Em maio de 2004, o jornalista Larry Rohter, correspondente do New York Times, escreveu o seguinte: “O presidente Luiz Inácio Lula da Silva nunca escondeu sua inclinação por um copo de cerveja, uma dose de uísque ou, melhor ainda, um copinho de cachaça, o potente destilado brasileiro feito de cana-de-açúcar. Mas alguns de seus conterrâneos começam a se perguntar se sua preferência por bebidas fortes não está afetando sua performance no cargo”. Como Rohter insinuou que Lula era alcoólatra, criou-se uma confusão sem fim no Planalto. O presidente, inclusive, quis expulsar Rohter do Brasil, coisa que não aconteceu.
Essa galeria etílico-gastronômica que reúne sanduíches de mortadela, buchadas de bode, pães de queijo, pizzas, uísques e cachaças, representa algumas características marcantes de nossos presidentes. Tirando o uísque doze anos de Collor, todos os exemplos são de alimentos e bebidas que fazem sucesso junto ao povão, o que denota uma certa dose populista nessas situações.

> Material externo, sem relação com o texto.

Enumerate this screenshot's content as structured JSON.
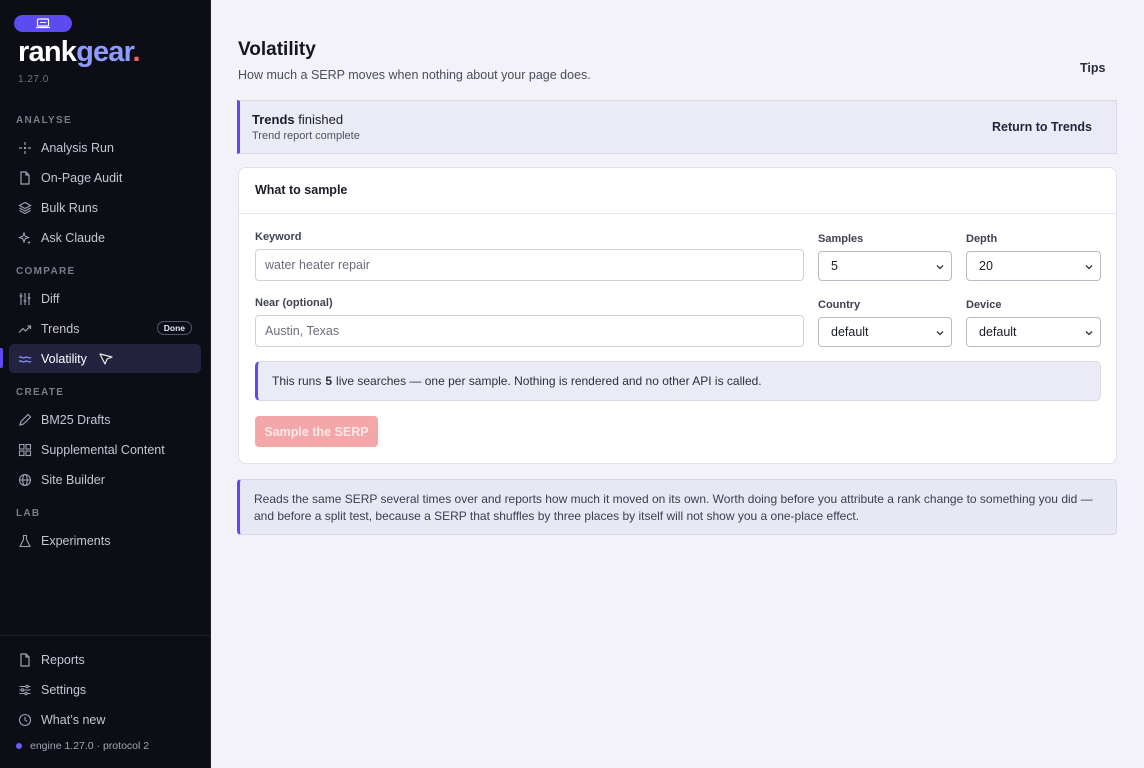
{
  "app": {
    "logo_part1": "rank",
    "logo_part2": "gear",
    "logo_part3": ".",
    "version": "1.27.0",
    "accent_color": "#5b4bf0"
  },
  "sidebar": {
    "sections": {
      "analyse": "ANALYSE",
      "compare": "COMPARE",
      "create": "CREATE",
      "lab": "LAB"
    },
    "items": {
      "analysis_run": "Analysis Run",
      "on_page_audit": "On-Page Audit",
      "bulk_runs": "Bulk Runs",
      "ask_claude": "Ask Claude",
      "diff": "Diff",
      "trends": "Trends",
      "trends_badge": "Done",
      "volatility": "Volatility",
      "bm25_drafts": "BM25 Drafts",
      "supplemental_content": "Supplemental Content",
      "site_builder": "Site Builder",
      "experiments": "Experiments",
      "reports": "Reports",
      "settings": "Settings",
      "whats_new": "What’s new"
    },
    "engine_status": "engine 1.27.0 · protocol 2"
  },
  "header": {
    "title": "Volatility",
    "subtitle": "How much a SERP moves when nothing about your page does.",
    "tips": "Tips"
  },
  "notice": {
    "title_bold": "Trends",
    "title_rest": " finished",
    "description": "Trend report complete",
    "action": "Return to Trends"
  },
  "form": {
    "heading": "What to sample",
    "keyword_label": "Keyword",
    "keyword_placeholder": "water heater repair",
    "near_label": "Near (optional)",
    "near_placeholder": "Austin, Texas",
    "samples_label": "Samples",
    "samples_value": "5",
    "depth_label": "Depth",
    "depth_value": "20",
    "country_label": "Country",
    "country_value": "default",
    "device_label": "Device",
    "device_value": "default",
    "info_before": "This runs",
    "info_count": "5",
    "info_after": "live searches — one per sample. Nothing is rendered and no other API is called.",
    "submit": "Sample the SERP"
  },
  "explanation": "Reads the same SERP several times over and reports how much it moved on its own. Worth doing before you attribute a rank change to something you did — and before a split test, because a SERP that shuffles by three places by itself will not show you a one-place effect."
}
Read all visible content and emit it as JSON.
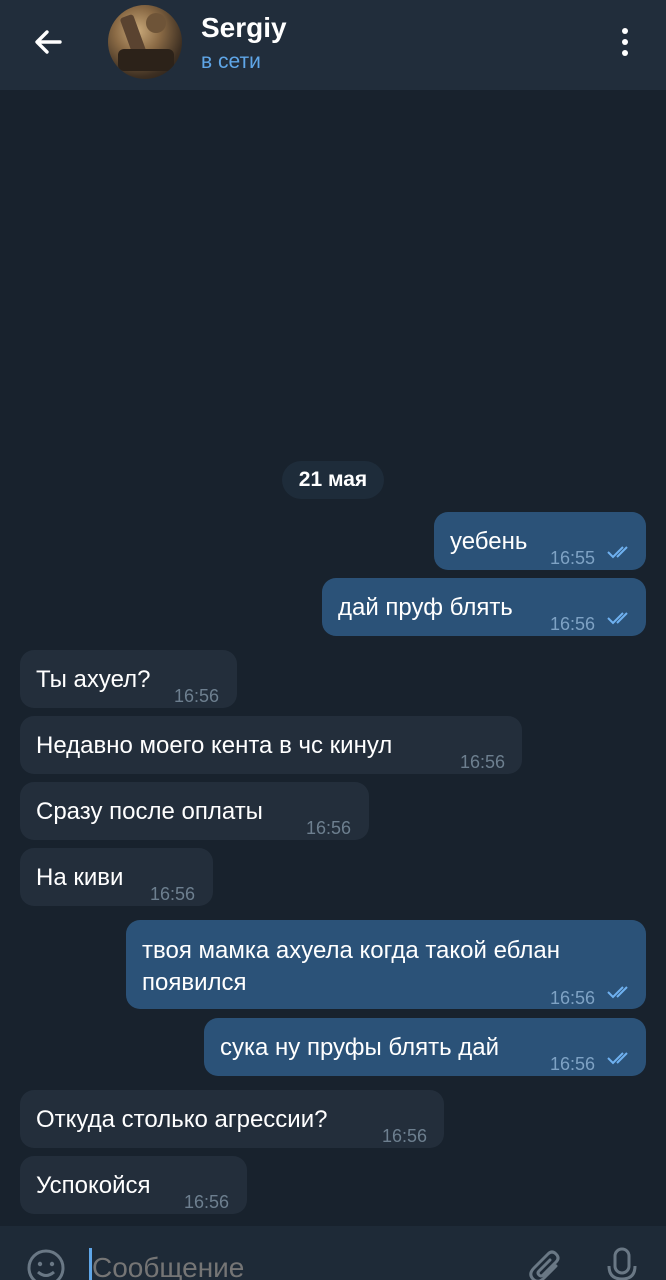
{
  "header": {
    "name": "Sergiy",
    "status": "в сети"
  },
  "date_divider": "21 мая",
  "messages": [
    {
      "dir": "out",
      "text": "уебень",
      "time": "16:55",
      "read": true
    },
    {
      "dir": "out",
      "text": "дай пруф блять",
      "time": "16:56",
      "read": true
    },
    {
      "dir": "in",
      "text": "Ты ахуел?",
      "time": "16:56"
    },
    {
      "dir": "in",
      "text": "Недавно моего кента в чс кинул",
      "time": "16:56"
    },
    {
      "dir": "in",
      "text": "Сразу после оплаты",
      "time": "16:56"
    },
    {
      "dir": "in",
      "text": "На киви",
      "time": "16:56"
    },
    {
      "dir": "out",
      "text_line1": "твоя мамка ахуела когда такой еблан",
      "text_line2": "появился",
      "time": "16:56",
      "read": true
    },
    {
      "dir": "out",
      "text": "сука ну пруфы блять дай",
      "time": "16:56",
      "read": true
    },
    {
      "dir": "in",
      "text": "Откуда столько агрессии?",
      "time": "16:56"
    },
    {
      "dir": "in",
      "text": "Успокойся",
      "time": "16:56"
    }
  ],
  "composer": {
    "placeholder": "Сообщение"
  },
  "colors": {
    "background": "#18222d",
    "header": "#212d3b",
    "outgoing_bubble": "#2b5278",
    "incoming_bubble": "#232e3b",
    "accent": "#5fa6e8"
  }
}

A pizza de Bolsonaro substitui o leite condensado com pão, servido à mesa de café da manhã do candidato recém-eleito. Embora faça parte de um contexto político desfavorável, é bem mais palatável que a mistura indigesta do leite evaporado com o pão – essa, pelo jeito, apenas representava uma falta de noção do ponto de vista gastronômico.
Uma resposta
Risível esse texto do começo ao fim. Primeiro, o “não vacinado” testou negativo pra covid19 após retornar ao Brasil enquanto que, os “vacinados” foram contaminados como o Ministro Queiroga. O Presidente da Russia comeu na rua com os seus subalternos também. E pra finalizar, falar mal de pão com leite condensado, sendo isso até tipico dos fluminenses, é comprovar a dor de cotovelo com o Presidente Bolsonaro.